The strength of 3D-MERGE should be mentioned in our study. 3D-MERGE provides not only luminal images that can be used for characterizing the proximal characteristics of occlusion but also vessel wall images for assessing the distal lumen and morphology of the occlusion segment. 3D-MERGE can directly display components with different signals in the occlusion and full collapse. High SI lesions in the occlusion may indicate presence of hemorrhage or thrombus, which are prone to rupture and embolization in the endovascular treatment [24,25,26,27]. The presence of hemorrhage or thrombus in the occluded segment may also indicate the lesions with lower mechanization or looser texture, compared with the segment with more calcification and fibrous tissue. Occlusion with or without full collapse might relate to hemodynamic mechanisms [28]. Full collapse may indicate insufficient compensation. Visualization of the distal internal carotid artery provides a clear reference for procedures. The above information could not have been provided by conventional MRA or DSA, and is useful for clinical decision and preoperative evaluation. The management of CCAO remains controversial. Although treatment of CCAO is probably not indicated for prevention of embolic events, cerebral hemodynamic and cognitive improvement were reported after successful revascularization of CCAO [29,30,31]. Development of interventional techniques has made endovascular recanalization of CCAO technically possible. Depending on the lesion characteristics, endovascular recanalization may be useful as a less invasive technique offering similar reperfusion advantages with a lower risk of cranial nerve injury, wound complications, and neck hematoma compared with open surgery [23, 29]. A pre-procedural evaluation of CCAO is important to identify lesion characteristics that enable higher success rate of endovascular recanalization versus those lesions that might be inaccessible to endovascular access or otherwise at higher risk of failure. Future clinical decision-making for endovascular recanalization in patients with CCAO should be based not only upon residual lumen features but also upon the intrinsic characteristics of the occluded segment, and evaluation of effective collateral circulation along with high success rate of revascularization may benefit more for patients with CCAO [32].

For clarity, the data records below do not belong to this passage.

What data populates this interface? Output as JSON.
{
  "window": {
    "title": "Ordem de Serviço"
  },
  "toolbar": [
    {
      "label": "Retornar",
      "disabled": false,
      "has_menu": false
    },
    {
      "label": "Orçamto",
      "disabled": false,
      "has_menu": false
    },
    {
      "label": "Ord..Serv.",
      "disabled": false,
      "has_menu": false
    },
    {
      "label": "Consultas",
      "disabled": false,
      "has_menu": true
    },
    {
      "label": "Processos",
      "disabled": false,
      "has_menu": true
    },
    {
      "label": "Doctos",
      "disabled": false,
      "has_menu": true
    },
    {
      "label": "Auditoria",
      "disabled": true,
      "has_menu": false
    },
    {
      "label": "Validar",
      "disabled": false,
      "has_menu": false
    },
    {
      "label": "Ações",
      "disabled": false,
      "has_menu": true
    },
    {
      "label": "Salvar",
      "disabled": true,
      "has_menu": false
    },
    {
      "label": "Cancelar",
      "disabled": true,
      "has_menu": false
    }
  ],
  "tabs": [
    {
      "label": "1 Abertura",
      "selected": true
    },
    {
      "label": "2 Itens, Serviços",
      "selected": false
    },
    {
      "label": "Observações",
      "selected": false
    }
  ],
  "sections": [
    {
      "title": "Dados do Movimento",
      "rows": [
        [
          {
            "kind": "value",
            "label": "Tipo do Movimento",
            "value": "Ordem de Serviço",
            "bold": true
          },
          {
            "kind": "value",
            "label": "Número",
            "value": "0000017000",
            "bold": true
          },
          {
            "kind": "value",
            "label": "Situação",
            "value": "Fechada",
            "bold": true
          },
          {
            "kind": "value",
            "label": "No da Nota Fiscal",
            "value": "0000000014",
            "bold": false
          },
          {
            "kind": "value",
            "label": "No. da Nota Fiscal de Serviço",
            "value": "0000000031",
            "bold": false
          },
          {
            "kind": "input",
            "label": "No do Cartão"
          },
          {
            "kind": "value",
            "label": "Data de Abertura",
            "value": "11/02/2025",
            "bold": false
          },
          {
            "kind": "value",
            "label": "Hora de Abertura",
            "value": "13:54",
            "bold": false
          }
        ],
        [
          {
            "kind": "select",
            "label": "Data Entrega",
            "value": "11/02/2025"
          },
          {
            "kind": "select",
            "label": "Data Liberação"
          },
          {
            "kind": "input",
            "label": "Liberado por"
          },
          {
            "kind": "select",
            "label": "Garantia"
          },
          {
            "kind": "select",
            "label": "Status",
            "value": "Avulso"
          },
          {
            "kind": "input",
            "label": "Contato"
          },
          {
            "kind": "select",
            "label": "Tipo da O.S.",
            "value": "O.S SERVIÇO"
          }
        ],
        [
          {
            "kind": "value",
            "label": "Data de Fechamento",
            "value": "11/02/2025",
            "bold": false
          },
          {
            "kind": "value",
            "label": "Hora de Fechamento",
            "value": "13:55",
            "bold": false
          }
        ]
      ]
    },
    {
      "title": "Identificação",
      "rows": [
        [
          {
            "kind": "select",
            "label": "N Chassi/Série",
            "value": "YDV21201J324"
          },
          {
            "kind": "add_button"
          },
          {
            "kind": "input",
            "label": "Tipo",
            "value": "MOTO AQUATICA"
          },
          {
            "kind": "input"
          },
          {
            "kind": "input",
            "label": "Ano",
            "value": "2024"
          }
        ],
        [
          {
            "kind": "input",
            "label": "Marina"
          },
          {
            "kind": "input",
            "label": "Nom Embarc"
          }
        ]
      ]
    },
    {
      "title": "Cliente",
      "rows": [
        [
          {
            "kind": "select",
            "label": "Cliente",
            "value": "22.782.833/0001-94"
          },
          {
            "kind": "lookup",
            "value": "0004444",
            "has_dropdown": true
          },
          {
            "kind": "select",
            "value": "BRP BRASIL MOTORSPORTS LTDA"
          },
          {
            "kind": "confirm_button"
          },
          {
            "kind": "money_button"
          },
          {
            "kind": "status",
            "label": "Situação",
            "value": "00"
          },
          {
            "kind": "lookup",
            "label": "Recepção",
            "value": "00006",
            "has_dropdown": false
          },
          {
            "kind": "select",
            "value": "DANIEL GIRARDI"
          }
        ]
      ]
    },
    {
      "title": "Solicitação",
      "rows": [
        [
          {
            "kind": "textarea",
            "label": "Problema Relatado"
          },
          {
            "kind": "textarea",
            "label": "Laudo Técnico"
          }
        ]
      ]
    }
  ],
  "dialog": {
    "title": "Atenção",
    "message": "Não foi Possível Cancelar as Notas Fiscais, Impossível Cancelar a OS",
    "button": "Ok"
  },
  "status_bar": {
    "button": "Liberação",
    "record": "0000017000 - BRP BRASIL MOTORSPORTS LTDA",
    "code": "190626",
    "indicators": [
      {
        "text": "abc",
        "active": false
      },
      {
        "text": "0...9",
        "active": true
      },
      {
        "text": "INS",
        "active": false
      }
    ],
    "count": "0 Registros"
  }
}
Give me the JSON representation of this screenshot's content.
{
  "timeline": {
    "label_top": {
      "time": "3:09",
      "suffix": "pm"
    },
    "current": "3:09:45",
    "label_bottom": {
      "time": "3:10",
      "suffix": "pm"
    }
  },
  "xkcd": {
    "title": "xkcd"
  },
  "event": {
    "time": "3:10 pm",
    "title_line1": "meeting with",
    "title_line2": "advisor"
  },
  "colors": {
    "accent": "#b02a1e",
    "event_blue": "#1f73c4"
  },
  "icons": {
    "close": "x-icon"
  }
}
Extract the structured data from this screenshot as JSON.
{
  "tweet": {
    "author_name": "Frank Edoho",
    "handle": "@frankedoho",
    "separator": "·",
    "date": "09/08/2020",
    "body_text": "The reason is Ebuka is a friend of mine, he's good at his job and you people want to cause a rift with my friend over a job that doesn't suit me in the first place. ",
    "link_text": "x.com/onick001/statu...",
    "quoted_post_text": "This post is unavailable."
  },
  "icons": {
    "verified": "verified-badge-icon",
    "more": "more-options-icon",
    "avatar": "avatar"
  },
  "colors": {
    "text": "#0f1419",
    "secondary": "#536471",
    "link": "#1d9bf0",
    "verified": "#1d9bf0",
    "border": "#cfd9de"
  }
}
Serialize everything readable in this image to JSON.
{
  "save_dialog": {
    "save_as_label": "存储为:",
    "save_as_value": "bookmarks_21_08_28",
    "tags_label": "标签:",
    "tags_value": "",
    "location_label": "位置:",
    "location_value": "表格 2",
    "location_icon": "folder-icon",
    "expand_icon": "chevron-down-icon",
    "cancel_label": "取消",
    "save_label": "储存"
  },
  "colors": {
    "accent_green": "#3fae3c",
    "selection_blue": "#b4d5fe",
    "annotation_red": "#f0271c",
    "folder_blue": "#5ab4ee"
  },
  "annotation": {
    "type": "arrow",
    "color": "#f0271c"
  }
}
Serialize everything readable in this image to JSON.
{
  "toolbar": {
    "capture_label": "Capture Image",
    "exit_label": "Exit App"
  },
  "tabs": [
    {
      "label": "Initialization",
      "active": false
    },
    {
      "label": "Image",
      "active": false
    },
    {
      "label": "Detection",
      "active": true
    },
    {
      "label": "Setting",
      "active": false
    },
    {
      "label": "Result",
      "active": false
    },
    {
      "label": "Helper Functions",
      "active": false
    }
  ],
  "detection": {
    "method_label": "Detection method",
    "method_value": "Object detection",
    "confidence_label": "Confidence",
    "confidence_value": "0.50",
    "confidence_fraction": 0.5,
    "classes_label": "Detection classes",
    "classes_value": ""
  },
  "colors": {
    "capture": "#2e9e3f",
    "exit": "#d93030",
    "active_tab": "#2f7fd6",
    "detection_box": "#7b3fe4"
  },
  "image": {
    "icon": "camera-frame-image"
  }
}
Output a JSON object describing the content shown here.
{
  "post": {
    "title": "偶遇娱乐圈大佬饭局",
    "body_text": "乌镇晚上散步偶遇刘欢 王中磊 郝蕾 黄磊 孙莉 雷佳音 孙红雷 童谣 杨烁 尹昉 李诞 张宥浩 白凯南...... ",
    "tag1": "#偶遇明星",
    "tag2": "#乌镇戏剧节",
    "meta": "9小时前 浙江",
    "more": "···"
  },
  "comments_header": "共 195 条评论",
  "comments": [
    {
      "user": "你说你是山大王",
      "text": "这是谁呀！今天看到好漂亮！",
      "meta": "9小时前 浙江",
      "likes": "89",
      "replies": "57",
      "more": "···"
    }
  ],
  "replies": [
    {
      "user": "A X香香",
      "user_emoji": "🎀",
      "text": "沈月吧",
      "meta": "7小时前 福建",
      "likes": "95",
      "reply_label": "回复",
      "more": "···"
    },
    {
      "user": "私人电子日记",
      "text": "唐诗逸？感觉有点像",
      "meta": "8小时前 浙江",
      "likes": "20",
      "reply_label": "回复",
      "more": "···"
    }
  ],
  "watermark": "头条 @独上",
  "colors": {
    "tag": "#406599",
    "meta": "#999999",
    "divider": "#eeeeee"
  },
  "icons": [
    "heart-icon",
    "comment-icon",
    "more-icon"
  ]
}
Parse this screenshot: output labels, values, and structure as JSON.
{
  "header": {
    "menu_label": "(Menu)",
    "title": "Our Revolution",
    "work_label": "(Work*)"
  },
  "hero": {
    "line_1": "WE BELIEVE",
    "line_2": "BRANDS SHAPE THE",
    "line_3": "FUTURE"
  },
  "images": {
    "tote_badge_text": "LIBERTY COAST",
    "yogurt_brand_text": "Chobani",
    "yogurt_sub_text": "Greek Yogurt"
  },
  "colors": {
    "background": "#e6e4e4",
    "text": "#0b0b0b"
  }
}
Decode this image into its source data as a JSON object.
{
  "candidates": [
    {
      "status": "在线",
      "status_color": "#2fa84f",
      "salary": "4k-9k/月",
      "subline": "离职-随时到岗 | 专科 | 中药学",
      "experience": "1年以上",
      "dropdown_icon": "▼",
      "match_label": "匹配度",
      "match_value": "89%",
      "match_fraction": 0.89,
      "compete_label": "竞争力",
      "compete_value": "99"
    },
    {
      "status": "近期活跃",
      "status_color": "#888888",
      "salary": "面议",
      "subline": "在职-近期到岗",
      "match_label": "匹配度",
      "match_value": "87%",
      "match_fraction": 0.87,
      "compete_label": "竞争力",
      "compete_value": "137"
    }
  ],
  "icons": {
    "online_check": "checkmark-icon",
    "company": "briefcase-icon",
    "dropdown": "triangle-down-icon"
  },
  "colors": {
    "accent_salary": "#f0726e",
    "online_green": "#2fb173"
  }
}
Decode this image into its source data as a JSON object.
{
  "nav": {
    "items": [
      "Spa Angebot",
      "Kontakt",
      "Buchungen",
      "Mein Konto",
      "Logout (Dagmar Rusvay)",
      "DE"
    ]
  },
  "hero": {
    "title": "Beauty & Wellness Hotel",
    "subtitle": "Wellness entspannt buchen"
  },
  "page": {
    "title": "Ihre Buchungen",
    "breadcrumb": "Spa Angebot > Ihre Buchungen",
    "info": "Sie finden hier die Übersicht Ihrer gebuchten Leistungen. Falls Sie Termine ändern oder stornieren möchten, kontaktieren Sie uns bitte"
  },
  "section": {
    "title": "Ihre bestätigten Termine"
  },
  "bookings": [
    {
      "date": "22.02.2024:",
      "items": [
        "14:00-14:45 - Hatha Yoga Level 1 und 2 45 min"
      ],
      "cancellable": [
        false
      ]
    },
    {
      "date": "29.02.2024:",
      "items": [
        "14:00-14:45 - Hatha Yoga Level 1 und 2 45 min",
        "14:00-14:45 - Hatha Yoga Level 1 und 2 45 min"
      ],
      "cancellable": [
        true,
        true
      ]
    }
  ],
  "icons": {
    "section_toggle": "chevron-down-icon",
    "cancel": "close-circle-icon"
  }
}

This study has a few limitations. First, we used a single sequence (3D-MERGE) to assess carotid artery occlusion characteristics. If multi-contrast sequences such as standard T1- and T2-weighted vessel wall imaging are added to the imaging protocol, more information including specific components of occlusion, types of thrombus, and strings of blood flow could be determined. Second, the carotid artery coil only covered from the common carotid artery to the C3 segment of the internal carotid artery in this study. Internal carotid artery portions above the C3 segment and downstream the middle cerebral artery cannot be clearly visualized. Neurovascular coils with larger longitudinal coverage are suggested for future studies.

In conclusion, 3D-MERGE can reliably diagnose CCAO and assess the morphological characteristics of occluded segments in the proximal site. With the advantage of its non-invasive nature, avoiding ionizing radiation exposure and contrast administration, 3D-MERGE is a promising tool for diagnosing CCAO.